Two notable teammates are Abby Wambach and Cat Whitehill from the US national team. The Americans and the Norwegians are known to be longtime rivals in women's soccer. Under current head coach Pia Sundhage, the US has only lost one game—against Norway at the 2008 Olympics.
Mykjåland was in that game.
But when asked if it was weird to have been playing against a rival and now playing on their home turf, the always positive Mykjåland is excited more than anything. "It's fun, getting to know players I never would have gotten to know if I wasn't here. I learn a lot from them."
Mykjåland met future teammates Wambach and Whitehill at the Algarve Cup in Portugal earlier this year, when the US defeated Norway and eventually won the tournament soon after.

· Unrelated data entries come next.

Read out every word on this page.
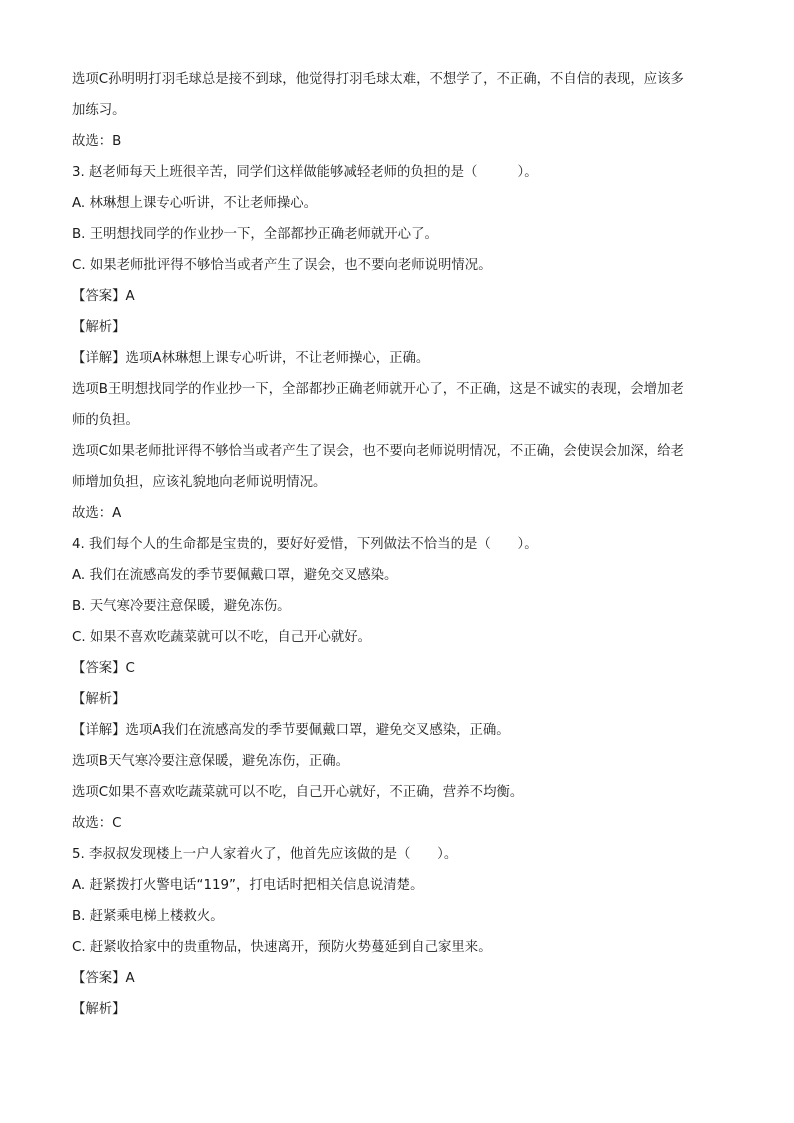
选项C孙明明打羽毛球总是接不到球，他觉得打羽毛球太难，不想学了，不正确，不自信的表现，应该多
加练习。
故选：B
3. 赵老师每天上班很辛苦，同学们这样做能够减轻老师的负担的是（　　　）。
A. 林琳想上课专心听讲，不让老师操心。
B. 王明想找同学的作业抄一下，全部都抄正确老师就开心了。
C. 如果老师批评得不够恰当或者产生了误会，也不要向老师说明情况。
【答案】A
【解析】
【详解】选项A林琳想上课专心听讲，不让老师操心，正确。
选项B王明想找同学的作业抄一下，全部都抄正确老师就开心了，不正确，这是不诚实的表现，会增加老
师的负担。
选项C如果老师批评得不够恰当或者产生了误会，也不要向老师说明情况，不正确，会使误会加深，给老
师增加负担，应该礼貌地向老师说明情况。
故选：A
4. 我们每个人的生命都是宝贵的，要好好爱惜，下列做法不恰当的是（　　）。
A. 我们在流感高发的季节要佩戴口罩，避免交叉感染。
B. 天气寒冷要注意保暖，避免冻伤。
C. 如果不喜欢吃蔬菜就可以不吃，自己开心就好。
【答案】C
【解析】
【详解】选项A我们在流感高发的季节要佩戴口罩，避免交叉感染，正确。
选项B天气寒冷要注意保暖，避免冻伤，正确。
选项C如果不喜欢吃蔬菜就可以不吃，自己开心就好，不正确，营养不均衡。
故选：C
5. 李叔叔发现楼上一户人家着火了，他首先应该做的是（　　）。
A. 赶紧拨打火警电话“119”，打电话时把相关信息说清楚。
B. 赶紧乘电梯上楼救火。
C. 赶紧收拾家中的贵重物品，快速离开，预防火势蔓延到自己家里来。
【答案】A
【解析】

At the time Mykjåland had agreed to terms with the Freedom, but unlike her American teammates, could not come to the country to train with the team during WPS preseason. She arrived in Maryland the day before the last preseason game against the UNC Tar Heels. Mykjåland came in at the second half and scored her first goal in the US.
But even after scoring a goal shortly after she entered the game, Mykjåland shared in the postgame interview that she was not happy with her performance. As the WPS season started and she got to play more minutes and score goals, including a nice set up in Atlanta where she flicked the ball to Wambach, who in return gave a back heel pass that assisted in the goal, Mykjåland was still not comfortable with her performance.
It was only in the first half of the friendly against the Canadian national team two weeks ago that she felt her usual self on the field. Part of her adjustments was learning how to play with fellow striker Wambach.
"She is a star. So it's fun to just be able to play up top with Abby. It's kind of big for me, and I'm learning a lot from her," Mykjåland says. "We're getting to know each other more and more [on the field]."
"I asked her one time, 'Should we say something if we have to say something short if we want it in this space or on foot?' Because I can't think that fast in English. Like, I want to say something, but it comes out in Norwegian. So it's stuff like that that you just have to figure out. And I think we've gotten to know each other better."
As the interview wrapped and thank yous were exchanged, Mykjåland takes the bag of ice on top of her right knee, stands up, and walks off with a slight limp. She heads towards the locker room, already empty as her teammates have left to go to the airport.
But like a good team player, Mykjåland plans to cheer on her teammates from home while they play against FC Gold Pride. And after that, the work to get better continues as she looks ahead to the home game against the Chicago Red Stars on June 12, when she hopes to resume playing with the team, score more goals, and help win more games.
Because after all, you can never keep a good soccer nerd down.